Neural Networks helpers¶
Utilities for Neural Networks.
- class morl_baselines.common.networks.NatureCNN(observation_shape: ndarray, features_dim: int = 512)¶
CNN from DQN nature paper: Mnih, Volodymyr, et al. “Human-level control through deep reinforcement learning.” Nature 518.7540 (2015): 529-533.
CNN from DQN Nature.
- Parameters:
observation_shape – Shape of the observation.
features_dim – Number of features extracted. This corresponds to the number of unit for the last layer.

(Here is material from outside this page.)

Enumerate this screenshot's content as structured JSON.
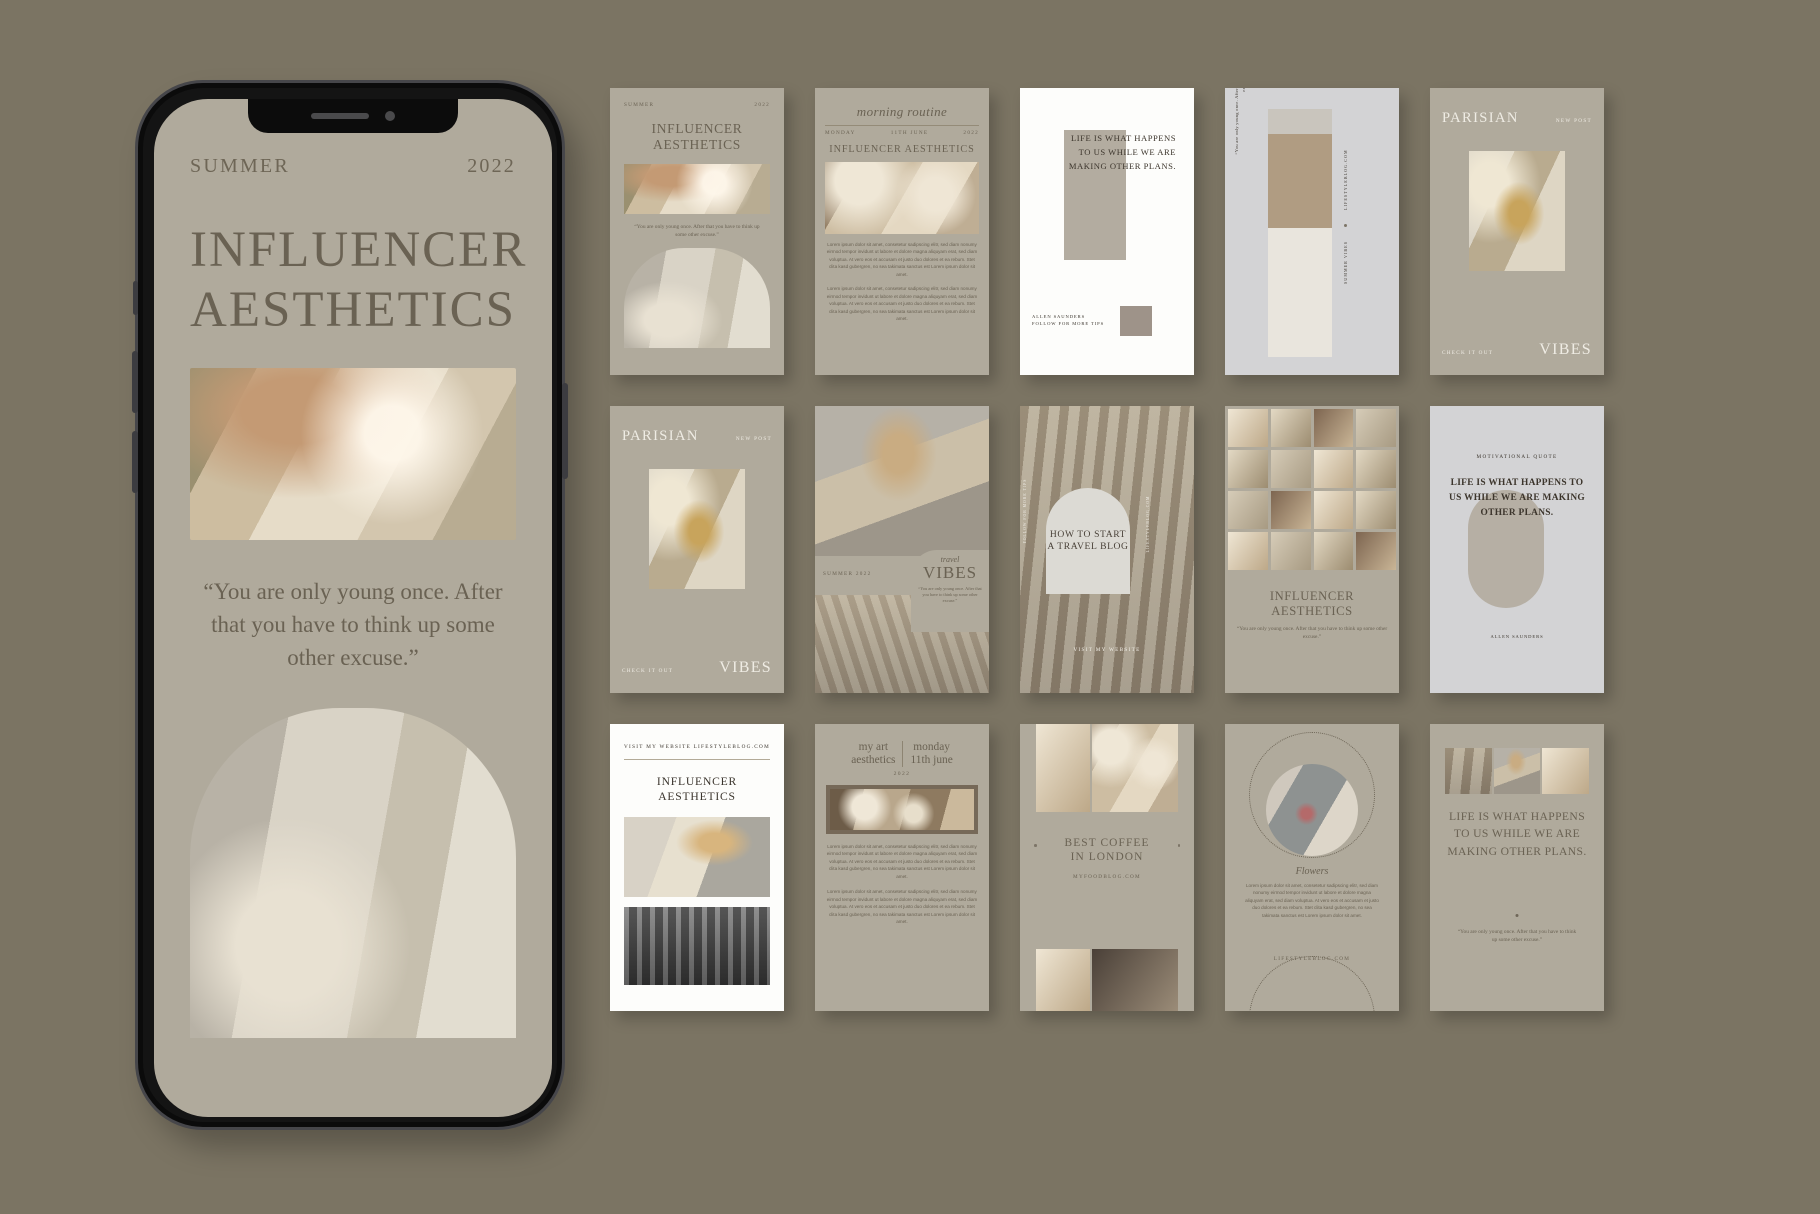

- forward(observations: Tensor) Tensor ¶
Predicts the features from the observations.
- Parameters:
observations – current observations
- morl_baselines.common.networks.get_grad_norm(params: Iterable[Parameter]) Tensor ¶
This is how the grad norm is computed inside torch.nn.clip_grad_norm_().
- Parameters:
params – The parameters to compute the grad norm for.
- Returns:
The grad norm.
- morl_baselines.common.networks.huber(x, min_priority=0.01)¶
Huber loss function.
- Parameters:
x – The input tensor.
min_priority – The minimum priority.
- Returns:
The huber loss.
- morl_baselines.common.networks.layer_init(layer, method='orthogonal', weight_gain: float = 1, bias_const: float = 0) None ¶
Initialize a layer with the given method.
- Parameters:
layer – The layer to initialize.
method – The initialization method to use.
weight_gain – The gain for the weights.
bias_const – The constant for the bias.
- morl_baselines.common.networks.mlp(input_dim: int, output_dim: int, net_arch: ~typing.List[int], activation_fn: ~typing.Type[~torch.nn.modules.module.Module] = <class 'torch.nn.modules.activation.ReLU'>, drop_rate: float = 0.0, layer_norm: bool = False) Sequential ¶
Create a multi layer perceptron (MLP), which is a collection of fully-connected layers each followed by an activation function.
- Parameters:
input_dim – Dimension of the input vector
output_dim – Dimension of the output vector
net_arch – Architecture of the neural net. It represents the number of units per layer. The length of this list is the number of layers.
activation_fn – The activation function to use after each layer.
drop_rate – Dropout rate
layer_norm – Whether to use layer normalization
- morl_baselines.common.networks.polyak_update(params: Iterable[Parameter], target_params: Iterable[Parameter], tau: float) None ¶
Polyak averaging for target network parameters.
- Parameters:
params – The parameters to update.
target_params – The target parameters.
tau – The polyak averaging coefficient (usually small).